Guide to cycling safely during lockdown

Updated: 7th November 2020

After the initial UK lockdown in late-March, cycling continues to surge in popularity and is playing an increasingly important role in the national response to COVID-19. Read the latest government guidance

Cycling is an ideal form of transport for key workers undertaking essential journeys to work and visiting clients, for getting food, medicine and other essential supplies to vulnerable people who can’t leave their homes, and for people shopping for basic necessities. Along with walking and running, it is also recommended as a key way of getting your daily exercise outside. 

So, what is the cycling etiquette when you have to ensure physical distance during the second UK lockdown from 2nd November-2nd December?
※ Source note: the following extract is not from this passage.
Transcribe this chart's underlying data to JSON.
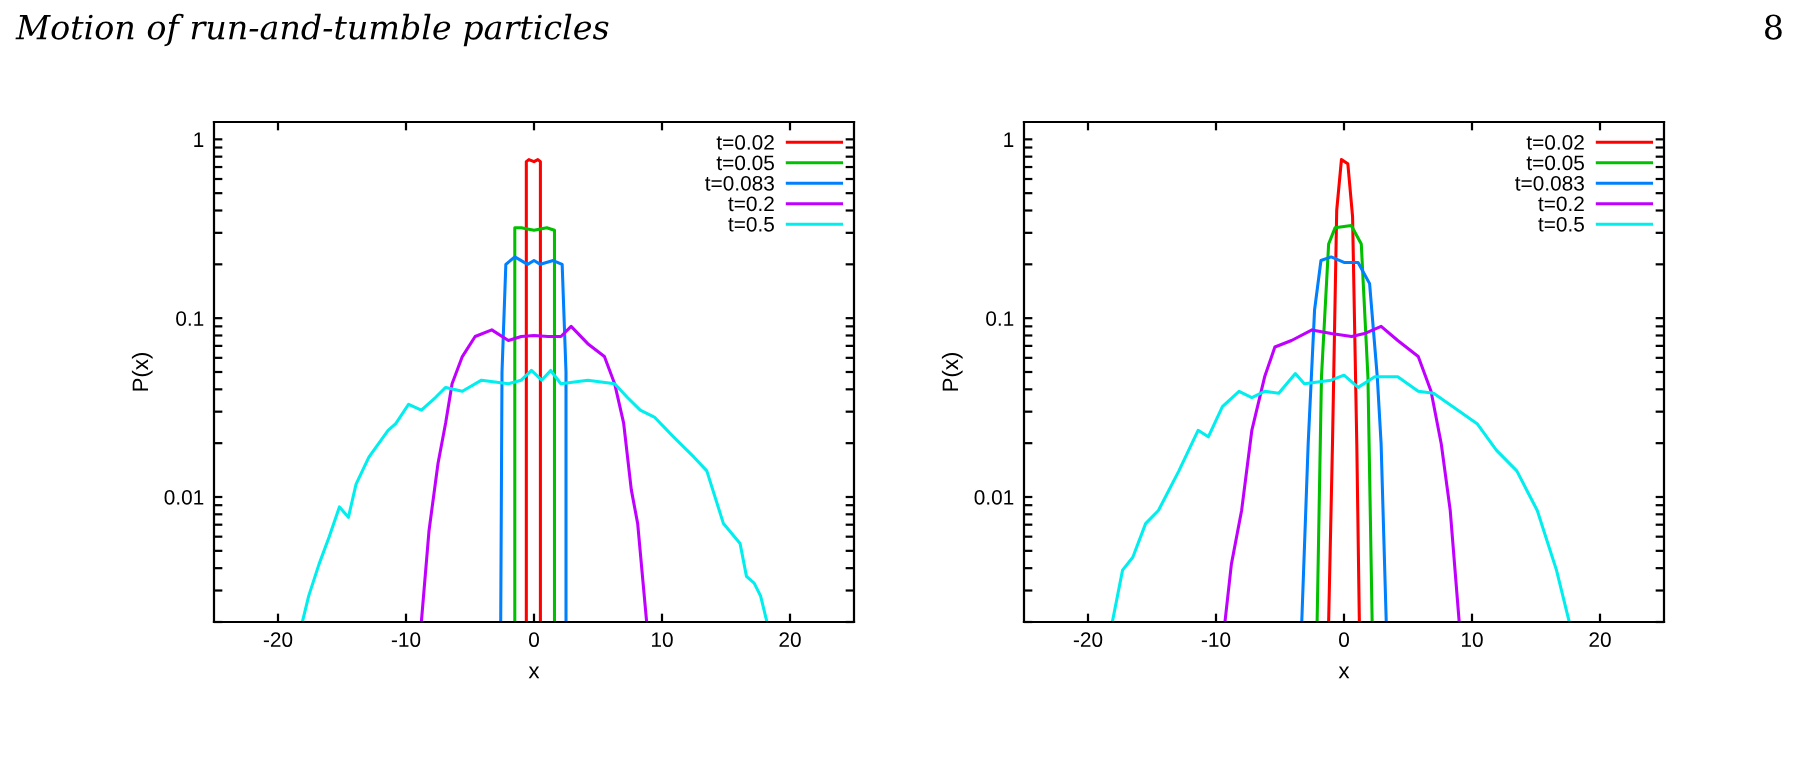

  • You can go out on your bike as often as you want and for as long as you want. There is no time limit; you could be out all day, but be prepared and don’t get a chill!
  • You can ride with people from your own family and people in your support bubble. You can also go out with one person who is not in your household (and that can be a different person on each trip).
  • You can travel by car to spend time, or exercise, outdoors (e.g. to access an open space), but you are asked to keep travel as local as possible.
  • Group riding is not allowed. 
  • Don’t go on pavements which have not been designated for cycling. Pavements are for people to walk on, and in Oxford, pavements are nowhere near wide enough to ensure a safe physical distance from people walking.
  • Avoid places you think might be popular (e.g. Shotover), or routes that might be busy (e.g. the canal path), and if you do go to those places, go earlier in the morning, or later in the evening.
  • Maintain physical distance when passing people on pavements by positioning yourself  further into the road as you pass (being careful to check that there are no other road users behind you). If you cannot avoid being closer than 2 metres, hold your breath; for their sake and yours. Don’t forget you are perfectly entitled to ride on the road, even if there is a cycle path, and you may find it easier to distance yourself from walkers in this way.
  • Keep your distance from other riders you don’t know. There is a potential risk from the ‘tail’ of breath following a rider, especially with exertion.
  • If you have touched items of shopping, or anything else on your ride, don’t touch your face, and wash your hands as soon as you get in. Remember to disinfect the objects you carried home, or put them in quarantine.